To address the complexity of the X-chromosome inactivation (XCI) process, we previously developed a unified approach for the association test for X-chromosomal single-nucleotide polymorphisms (SNPs) and the disease of interest, accounting for different biological possibilities of XCI: random, skewed, and escaping XCI. In the original study, we focused on the SNP-disease association test but did not provide knowledge regarding the underlying XCI models. One can use the highest likelihood ratio (LLR) to select XCI models (max-LLR approach). However, that approach does not formally compare the LLRs corresponding to different XCI models to assess whether the models are distinguishable. Therefore, we propose an LLR comparison procedure (comp-LLR approach), inspired by the Cox test, to formally compare the LLRs of different XCI models to select the most likely XCI model that describes the underlying XCI process. We conduct simulation studies to investigate the max-LLR and comp-LLR approaches. The simulation results show that compared with the max-LLR, the comp-LLR approach has higher probability of identifying the correct underlying XCI model for the scenarios when the underlying XCI process is random XCI, escaping XCI, or skewed XCI to the deleterious allele. We applied both approaches to a head and neck cancer genetic study to investigate the underlying XCI processes for the X-chromosomal genetic variants.
为了解决X染色体失活(XCI)过程的复杂性,我们之前开发了一种统一的方法,用于对X染色体单核苷酸多态性(SNP)与感兴趣的疾病进行关联测试,该方法考虑了XCI的不同生物学可能性:随机、偏态和逃避XCI。在最初的研究中,我们专注于SNP-疾病关联测试,但没有提供关于潜在XCI模型的知识。人们可以使用最高似然比(LLR)来选择XCI模型(最大LLR方法)。
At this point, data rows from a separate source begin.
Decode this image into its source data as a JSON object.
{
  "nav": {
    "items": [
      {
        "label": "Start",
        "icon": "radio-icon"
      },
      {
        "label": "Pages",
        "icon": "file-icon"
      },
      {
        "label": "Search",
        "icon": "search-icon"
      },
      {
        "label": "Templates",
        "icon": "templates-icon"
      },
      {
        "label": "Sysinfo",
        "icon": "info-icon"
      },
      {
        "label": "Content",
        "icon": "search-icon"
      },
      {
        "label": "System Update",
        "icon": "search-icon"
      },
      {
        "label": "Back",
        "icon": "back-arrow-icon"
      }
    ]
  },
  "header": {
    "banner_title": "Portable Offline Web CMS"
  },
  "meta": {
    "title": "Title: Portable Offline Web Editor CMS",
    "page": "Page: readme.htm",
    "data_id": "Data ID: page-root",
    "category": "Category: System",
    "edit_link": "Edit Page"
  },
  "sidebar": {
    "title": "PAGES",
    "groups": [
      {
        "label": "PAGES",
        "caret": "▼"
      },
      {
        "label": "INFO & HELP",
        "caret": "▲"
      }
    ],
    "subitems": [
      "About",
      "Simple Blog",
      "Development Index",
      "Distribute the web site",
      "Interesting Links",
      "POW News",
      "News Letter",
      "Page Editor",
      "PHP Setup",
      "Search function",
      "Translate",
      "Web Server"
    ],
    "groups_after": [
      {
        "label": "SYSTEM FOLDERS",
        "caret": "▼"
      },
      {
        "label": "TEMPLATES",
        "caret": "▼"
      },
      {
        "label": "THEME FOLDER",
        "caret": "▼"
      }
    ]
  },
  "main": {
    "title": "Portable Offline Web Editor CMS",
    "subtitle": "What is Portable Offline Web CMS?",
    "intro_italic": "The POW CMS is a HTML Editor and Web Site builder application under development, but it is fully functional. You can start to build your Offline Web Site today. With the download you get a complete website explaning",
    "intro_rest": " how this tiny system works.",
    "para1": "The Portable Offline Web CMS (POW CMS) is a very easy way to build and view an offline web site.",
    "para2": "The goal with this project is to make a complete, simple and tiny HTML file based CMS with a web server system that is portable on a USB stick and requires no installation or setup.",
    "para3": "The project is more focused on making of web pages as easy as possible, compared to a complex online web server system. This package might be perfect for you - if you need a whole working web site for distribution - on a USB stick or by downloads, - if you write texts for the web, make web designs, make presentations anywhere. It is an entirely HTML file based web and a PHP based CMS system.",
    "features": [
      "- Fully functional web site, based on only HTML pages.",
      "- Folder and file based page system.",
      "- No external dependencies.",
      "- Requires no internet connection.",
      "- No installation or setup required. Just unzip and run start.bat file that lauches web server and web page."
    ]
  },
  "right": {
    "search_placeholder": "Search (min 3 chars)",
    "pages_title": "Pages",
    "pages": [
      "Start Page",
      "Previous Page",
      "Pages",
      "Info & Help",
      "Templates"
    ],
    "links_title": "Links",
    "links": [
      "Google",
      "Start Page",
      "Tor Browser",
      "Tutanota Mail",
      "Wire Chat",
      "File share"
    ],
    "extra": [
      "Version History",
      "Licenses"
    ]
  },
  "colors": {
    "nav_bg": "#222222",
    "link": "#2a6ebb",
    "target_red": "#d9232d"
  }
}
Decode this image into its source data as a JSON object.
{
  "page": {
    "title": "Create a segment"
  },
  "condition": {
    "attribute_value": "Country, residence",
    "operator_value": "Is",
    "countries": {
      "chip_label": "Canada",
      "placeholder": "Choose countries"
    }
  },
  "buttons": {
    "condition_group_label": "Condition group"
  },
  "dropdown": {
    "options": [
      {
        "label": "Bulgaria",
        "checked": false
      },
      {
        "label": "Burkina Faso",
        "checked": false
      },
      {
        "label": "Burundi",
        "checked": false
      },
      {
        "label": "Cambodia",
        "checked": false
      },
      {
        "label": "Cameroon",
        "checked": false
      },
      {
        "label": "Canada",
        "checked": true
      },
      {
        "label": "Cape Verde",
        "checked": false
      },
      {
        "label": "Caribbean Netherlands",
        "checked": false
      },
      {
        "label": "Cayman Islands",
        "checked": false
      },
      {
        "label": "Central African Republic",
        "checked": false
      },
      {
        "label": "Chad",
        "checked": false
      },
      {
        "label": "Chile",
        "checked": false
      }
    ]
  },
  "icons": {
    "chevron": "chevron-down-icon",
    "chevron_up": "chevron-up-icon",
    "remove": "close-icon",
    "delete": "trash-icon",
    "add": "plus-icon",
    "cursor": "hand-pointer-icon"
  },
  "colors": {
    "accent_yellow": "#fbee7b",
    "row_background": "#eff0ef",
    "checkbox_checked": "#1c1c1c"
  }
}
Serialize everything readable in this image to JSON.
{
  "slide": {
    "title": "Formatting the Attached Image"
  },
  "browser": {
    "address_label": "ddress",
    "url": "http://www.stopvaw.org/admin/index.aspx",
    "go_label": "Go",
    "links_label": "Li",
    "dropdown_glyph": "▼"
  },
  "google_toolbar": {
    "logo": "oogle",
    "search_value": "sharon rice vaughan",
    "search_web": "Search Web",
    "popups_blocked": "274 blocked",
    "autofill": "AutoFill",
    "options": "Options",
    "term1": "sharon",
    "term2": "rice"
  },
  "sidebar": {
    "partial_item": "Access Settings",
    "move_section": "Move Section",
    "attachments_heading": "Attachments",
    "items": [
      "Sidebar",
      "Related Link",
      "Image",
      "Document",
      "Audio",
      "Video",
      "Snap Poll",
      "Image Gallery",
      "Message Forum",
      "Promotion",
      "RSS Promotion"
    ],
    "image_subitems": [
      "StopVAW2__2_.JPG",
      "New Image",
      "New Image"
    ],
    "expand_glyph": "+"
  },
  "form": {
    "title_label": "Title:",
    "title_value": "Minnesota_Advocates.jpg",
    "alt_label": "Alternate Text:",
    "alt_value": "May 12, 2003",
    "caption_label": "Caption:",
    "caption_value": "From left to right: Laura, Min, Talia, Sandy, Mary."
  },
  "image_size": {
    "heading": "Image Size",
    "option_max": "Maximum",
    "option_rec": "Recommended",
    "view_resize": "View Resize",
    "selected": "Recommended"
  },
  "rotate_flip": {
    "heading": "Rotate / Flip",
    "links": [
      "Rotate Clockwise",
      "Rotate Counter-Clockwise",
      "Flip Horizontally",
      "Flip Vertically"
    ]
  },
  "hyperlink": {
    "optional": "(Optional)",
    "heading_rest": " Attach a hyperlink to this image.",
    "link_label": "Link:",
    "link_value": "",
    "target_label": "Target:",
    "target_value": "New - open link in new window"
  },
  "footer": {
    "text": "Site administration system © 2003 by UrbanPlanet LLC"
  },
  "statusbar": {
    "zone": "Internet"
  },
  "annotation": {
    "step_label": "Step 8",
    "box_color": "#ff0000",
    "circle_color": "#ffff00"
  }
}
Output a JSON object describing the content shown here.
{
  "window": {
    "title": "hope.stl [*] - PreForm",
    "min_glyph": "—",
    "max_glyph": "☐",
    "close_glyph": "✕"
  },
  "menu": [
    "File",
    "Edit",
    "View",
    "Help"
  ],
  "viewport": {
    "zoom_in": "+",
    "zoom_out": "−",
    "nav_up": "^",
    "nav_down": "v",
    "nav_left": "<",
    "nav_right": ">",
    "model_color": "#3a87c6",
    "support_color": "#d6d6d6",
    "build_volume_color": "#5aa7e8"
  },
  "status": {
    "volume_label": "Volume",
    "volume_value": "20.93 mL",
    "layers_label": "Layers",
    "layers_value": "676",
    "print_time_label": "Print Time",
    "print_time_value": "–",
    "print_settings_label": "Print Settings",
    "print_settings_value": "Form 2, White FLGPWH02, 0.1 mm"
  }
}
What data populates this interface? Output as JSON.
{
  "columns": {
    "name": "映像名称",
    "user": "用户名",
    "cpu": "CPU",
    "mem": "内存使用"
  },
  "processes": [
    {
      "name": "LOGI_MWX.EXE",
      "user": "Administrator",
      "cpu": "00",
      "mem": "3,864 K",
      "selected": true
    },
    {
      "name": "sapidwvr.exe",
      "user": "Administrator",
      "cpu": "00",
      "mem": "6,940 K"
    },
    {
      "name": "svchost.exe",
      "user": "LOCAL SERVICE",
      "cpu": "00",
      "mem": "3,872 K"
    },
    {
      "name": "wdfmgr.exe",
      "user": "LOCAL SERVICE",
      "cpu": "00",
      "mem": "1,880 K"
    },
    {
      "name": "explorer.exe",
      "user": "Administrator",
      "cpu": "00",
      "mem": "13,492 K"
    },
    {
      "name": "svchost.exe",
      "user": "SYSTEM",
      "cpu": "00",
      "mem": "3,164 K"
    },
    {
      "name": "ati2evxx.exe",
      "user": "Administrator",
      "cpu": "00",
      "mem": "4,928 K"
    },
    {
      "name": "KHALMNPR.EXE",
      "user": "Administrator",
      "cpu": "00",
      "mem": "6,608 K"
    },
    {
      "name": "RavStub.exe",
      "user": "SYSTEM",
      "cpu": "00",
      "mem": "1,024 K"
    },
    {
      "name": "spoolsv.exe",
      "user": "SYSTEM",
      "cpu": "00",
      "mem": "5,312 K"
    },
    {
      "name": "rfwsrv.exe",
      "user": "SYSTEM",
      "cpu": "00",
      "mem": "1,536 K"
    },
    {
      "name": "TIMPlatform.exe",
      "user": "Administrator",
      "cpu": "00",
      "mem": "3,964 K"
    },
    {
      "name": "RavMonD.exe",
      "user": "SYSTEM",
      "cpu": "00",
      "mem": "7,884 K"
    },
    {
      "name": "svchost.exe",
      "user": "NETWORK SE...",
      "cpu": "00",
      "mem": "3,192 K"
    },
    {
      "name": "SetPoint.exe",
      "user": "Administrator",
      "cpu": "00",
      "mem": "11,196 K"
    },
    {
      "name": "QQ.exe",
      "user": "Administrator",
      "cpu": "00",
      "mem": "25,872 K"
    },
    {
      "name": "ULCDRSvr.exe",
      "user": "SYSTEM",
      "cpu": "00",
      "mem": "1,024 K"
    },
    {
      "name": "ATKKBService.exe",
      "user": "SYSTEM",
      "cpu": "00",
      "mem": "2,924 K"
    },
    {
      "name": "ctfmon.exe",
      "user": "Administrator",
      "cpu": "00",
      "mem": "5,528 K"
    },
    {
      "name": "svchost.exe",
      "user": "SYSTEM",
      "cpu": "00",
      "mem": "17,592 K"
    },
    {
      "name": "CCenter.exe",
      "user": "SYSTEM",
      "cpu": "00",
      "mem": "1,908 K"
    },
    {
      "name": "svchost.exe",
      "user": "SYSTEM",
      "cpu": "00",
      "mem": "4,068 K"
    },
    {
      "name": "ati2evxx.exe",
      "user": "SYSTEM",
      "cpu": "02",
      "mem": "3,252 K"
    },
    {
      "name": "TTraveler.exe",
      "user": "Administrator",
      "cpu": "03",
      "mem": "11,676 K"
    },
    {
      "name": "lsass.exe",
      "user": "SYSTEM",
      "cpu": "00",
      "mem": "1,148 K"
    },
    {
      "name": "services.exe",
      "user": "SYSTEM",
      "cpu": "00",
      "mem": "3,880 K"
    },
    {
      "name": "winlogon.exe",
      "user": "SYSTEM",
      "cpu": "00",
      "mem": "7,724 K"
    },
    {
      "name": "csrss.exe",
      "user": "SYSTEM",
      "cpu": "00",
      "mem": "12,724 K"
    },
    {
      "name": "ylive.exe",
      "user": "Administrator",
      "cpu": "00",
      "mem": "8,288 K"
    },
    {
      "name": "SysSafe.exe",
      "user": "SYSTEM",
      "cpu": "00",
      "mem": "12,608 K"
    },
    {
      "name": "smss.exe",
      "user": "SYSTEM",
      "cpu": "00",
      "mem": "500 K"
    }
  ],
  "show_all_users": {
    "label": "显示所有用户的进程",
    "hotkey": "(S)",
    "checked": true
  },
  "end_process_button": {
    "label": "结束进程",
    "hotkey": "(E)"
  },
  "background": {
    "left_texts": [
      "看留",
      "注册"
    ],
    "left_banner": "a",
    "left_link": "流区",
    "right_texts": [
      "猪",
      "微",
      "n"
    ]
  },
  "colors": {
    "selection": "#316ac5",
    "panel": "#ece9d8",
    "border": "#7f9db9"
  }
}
然而,该方法没有正式比较不同XCI模型对应的LLR,以评估这些模型是否可区分。因此,我们受Cox检验的启发,提出了一种LLR比较程序(比较LLR方法),以正式比较不同XCI模型的LLR,从而选择最能描述潜在XCI过程的XCI模型。我们进行了模拟研究,以探究最大LLR和比较LLR方法。模拟结果表明,与最大LLR相比,当潜在的XCI过程是随机XCI、逃避XCI或向有害等位基因偏态XCI时,比较LLR方法在识别正确的潜在XCI模型方面具有更高的概率。我们将这两种方法应用于一项头颈癌遗传学研究,以探究X染色体遗传变异的潜在XCI过程。